To do list: Escape Kur and resolve relationship problems…without dying.
Chase Ambrose accepted his hundred-year sentence to Kur with the grace of a toddler hearing no for the first time. Brooding over past failures seemed like a productive use of time. Then he found out Joy Santos—his former flame—was on a killing spree. And she calls herself Legion.
Cue the madness...
The foul-mouthed wizard will cut a deal with a death goddess, take on a coven of witches, and avoid a necromancer seeking to collect on an old debt.
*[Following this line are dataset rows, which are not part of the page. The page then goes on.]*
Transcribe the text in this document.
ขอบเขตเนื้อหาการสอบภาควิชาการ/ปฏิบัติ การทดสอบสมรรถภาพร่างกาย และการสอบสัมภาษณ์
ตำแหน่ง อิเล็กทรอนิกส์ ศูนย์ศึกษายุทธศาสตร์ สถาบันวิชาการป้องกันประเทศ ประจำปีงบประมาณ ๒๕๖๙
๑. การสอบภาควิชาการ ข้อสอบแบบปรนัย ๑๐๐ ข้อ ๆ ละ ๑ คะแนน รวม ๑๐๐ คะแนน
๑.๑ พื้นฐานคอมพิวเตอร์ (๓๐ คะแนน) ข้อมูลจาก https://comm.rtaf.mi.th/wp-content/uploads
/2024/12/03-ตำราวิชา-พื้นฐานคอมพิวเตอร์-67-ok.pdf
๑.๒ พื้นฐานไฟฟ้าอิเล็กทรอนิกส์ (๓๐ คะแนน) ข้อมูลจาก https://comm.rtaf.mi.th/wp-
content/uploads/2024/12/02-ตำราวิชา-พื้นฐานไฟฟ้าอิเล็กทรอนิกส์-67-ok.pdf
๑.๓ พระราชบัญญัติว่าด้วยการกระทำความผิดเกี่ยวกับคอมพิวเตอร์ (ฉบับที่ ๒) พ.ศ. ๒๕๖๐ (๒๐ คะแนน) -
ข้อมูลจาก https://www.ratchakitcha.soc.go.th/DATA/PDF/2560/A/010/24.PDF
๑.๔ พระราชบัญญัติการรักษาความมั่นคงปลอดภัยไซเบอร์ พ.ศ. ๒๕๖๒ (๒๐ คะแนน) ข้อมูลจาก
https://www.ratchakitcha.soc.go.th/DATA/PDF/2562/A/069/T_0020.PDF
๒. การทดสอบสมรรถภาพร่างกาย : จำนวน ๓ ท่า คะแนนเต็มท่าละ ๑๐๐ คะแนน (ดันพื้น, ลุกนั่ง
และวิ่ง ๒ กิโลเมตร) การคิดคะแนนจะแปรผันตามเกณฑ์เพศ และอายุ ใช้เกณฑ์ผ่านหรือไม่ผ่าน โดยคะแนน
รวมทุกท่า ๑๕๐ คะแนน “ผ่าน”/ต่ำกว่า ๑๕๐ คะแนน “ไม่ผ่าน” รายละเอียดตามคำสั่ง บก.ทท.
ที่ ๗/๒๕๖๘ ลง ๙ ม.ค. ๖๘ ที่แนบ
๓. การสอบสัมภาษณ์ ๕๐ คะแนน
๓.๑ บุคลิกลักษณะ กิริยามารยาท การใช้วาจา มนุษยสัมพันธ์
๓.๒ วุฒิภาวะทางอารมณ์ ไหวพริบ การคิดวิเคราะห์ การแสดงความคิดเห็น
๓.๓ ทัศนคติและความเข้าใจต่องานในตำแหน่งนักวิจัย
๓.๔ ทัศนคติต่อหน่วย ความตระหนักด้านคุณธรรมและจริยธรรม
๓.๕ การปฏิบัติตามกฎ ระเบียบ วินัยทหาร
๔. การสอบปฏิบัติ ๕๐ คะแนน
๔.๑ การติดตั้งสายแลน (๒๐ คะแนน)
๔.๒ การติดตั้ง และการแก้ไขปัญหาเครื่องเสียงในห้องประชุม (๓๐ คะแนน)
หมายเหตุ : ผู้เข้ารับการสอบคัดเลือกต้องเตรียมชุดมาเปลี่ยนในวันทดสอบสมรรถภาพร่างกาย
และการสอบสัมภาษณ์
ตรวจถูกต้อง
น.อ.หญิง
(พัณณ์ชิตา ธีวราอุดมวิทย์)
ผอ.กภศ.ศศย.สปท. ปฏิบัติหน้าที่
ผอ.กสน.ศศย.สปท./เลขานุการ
Will it be enough to stop the power of a biblical menace from being rekindled? Or will Chase become a permanent member of the afterlife?
Love can be a joy. And, in this case, Joy kills.
Excerpt
I’m sure the rest of Kur wasn’t this bleak. The Mesopotamian Underworld was a get-what-you-gave kind of place. The less of a dickbag you were in life, the better your chances of having a decent afterlife. However, I wasn’t dead, nor were the other prisoners in the colony.
The CeC apparently had a deal with the realm’s goddess. Ereshkigal allowed them to use this valley as a penal colony. An archaic city with paths carved into the cliff sides. Caves speckled the cliff sides, primitive housing. Based on the smooth interior walls, Earth Elementals or alchemists had shaped the domiciles. Crude wooden doors allowed everyone to have privacy. An overcast sky provided minimal light during the day. Smothered stars meant torchlight was the only means of visibility at night.
Becoming adept in fire starting was the first thing I did here. Fire provided a means for food, warmth, and protection. I had no desire to be trapped in the dark with my fellow inmates. The food here sucked but was nourishing. Eel and kelp like were the only thing on the menu. The river they came from doubled as a natural barrier, keeping us separate from the realm.
The prisoners had a sensible system in place for the natural water supply. Upriver was for drinking, fishing was further down, then there was the bathing area, with the final was the potty zone. Violating these zones would lead to someone, or several someones, re-educating you with fists and possibly dumping you in the ass-end of the river. I spent the first week venturing up and down its banks, searching for a crossing point. The damn thing seemed endless.
A strong swimmer might make it across. An unforgiving current lived in the center of the river. Jagged rock littered all but the bathing area. I’d witnessed a few failures. Hapless fools swept away and shattered against the rocks. With any luck, they died before reaching the potty zone, because…ew.
Surviving the river didn’t mean you were lucky. You’d still have to survive the Barren Forest. I wasn’t sure how barren it was. A thick fog clung to the place like a cloak. Then there were the gallûs, monstrous creatures that patrolled the forest. Of course, they were just hearsay. I had written it off as a story concocted by the CeC. But a story couldn’t explain the strange sounds that came from the forest.
This place was Destination Fucked.
Just being here made you mundane. No magic. No shifting. No preternatural anything, just human frailty. This was an advantage and a hindrance. My parents’ defense tutelage came in handy. It got me through the try-the-new-guy initiations. Magic would have made healing from those initiations easier.